On the afternoon of May 3, 1937 Salas, possibly acting on the orders of the Communist-supported Interior Security Minister Aiguadé, visited the building in the middle of the Plaça de Catalunya with three truckloads of Assault Guards and accompanied by the Generalitat representative on the Telefónica committee. Salas ordered the building's sentries to disarm and told the door guards that he was there to take charge of the building's affairs in the name of the Government. He then entered the Censors Department on the first floor, and at that point CNT members within the building began using a machine-gun nest to open fire on Salas' men. Salas phoned in for help, with a company of Assault Guards arriving along with FAI members Dionisio Eroles and José Asens. Eroles called on the CNT workers within the building to cease shooting and to surrender their arms. As the Anarchist workers within the building fired their guns into the air shortly before agreeing to surrender their weapons, the events in the days ahead now referred to as the Barcelona May Days had begun.

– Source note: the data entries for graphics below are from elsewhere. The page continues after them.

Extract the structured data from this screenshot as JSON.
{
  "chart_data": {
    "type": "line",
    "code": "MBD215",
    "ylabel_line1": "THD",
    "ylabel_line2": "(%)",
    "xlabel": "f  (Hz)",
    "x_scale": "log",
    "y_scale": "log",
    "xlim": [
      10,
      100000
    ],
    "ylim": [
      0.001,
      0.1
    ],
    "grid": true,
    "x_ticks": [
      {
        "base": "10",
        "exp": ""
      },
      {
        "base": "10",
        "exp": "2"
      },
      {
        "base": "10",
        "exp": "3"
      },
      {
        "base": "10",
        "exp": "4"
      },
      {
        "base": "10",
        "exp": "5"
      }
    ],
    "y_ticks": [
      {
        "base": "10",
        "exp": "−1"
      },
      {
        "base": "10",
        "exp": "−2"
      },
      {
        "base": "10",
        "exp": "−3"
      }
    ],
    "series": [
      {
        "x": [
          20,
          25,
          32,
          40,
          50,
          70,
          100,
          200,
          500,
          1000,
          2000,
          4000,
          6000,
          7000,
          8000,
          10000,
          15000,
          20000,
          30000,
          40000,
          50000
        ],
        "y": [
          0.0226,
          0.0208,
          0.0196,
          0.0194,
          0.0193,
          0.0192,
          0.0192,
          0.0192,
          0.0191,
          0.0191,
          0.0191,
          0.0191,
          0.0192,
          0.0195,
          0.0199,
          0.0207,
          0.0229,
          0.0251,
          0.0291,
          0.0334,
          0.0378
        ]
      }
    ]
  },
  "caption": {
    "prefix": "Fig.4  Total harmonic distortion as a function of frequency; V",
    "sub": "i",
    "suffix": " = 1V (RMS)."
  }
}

CNT councilors demanded the resignation of both Salas and Aiguadé. With this demand came additional calls for the dismissal of all PSUC members within the Catalan Cabinet, but neither Catalan Premier Tarradellas nor Home Secretary Ayguades complied. As part of the new provisional government agreed upon days later to stop the fighting in Barcelona, Salas was to remain head of the general commissariat (though Aiguadé sacked) until the arrival of Antonio Escobar, a Catalan delegate appointed by Valencia. On the Sixth, new CNT Minister of Justice Juan García Oliver noted in secret discussions via teletypewriter to Mariano Rodríguez Vázquez that "The minister of the interior has ordered the immediate dismissal of Rodríguez Salas."

==Later life==
After the end of the Civil War, Salas fled to Mexico and in 1942 was expelled from the PSUC. He was then director of the magazine Conciencia Ferroviaria and contributed to the newspaper Fructidor, signing articles with the pseudonym of "Rafael Olmedo."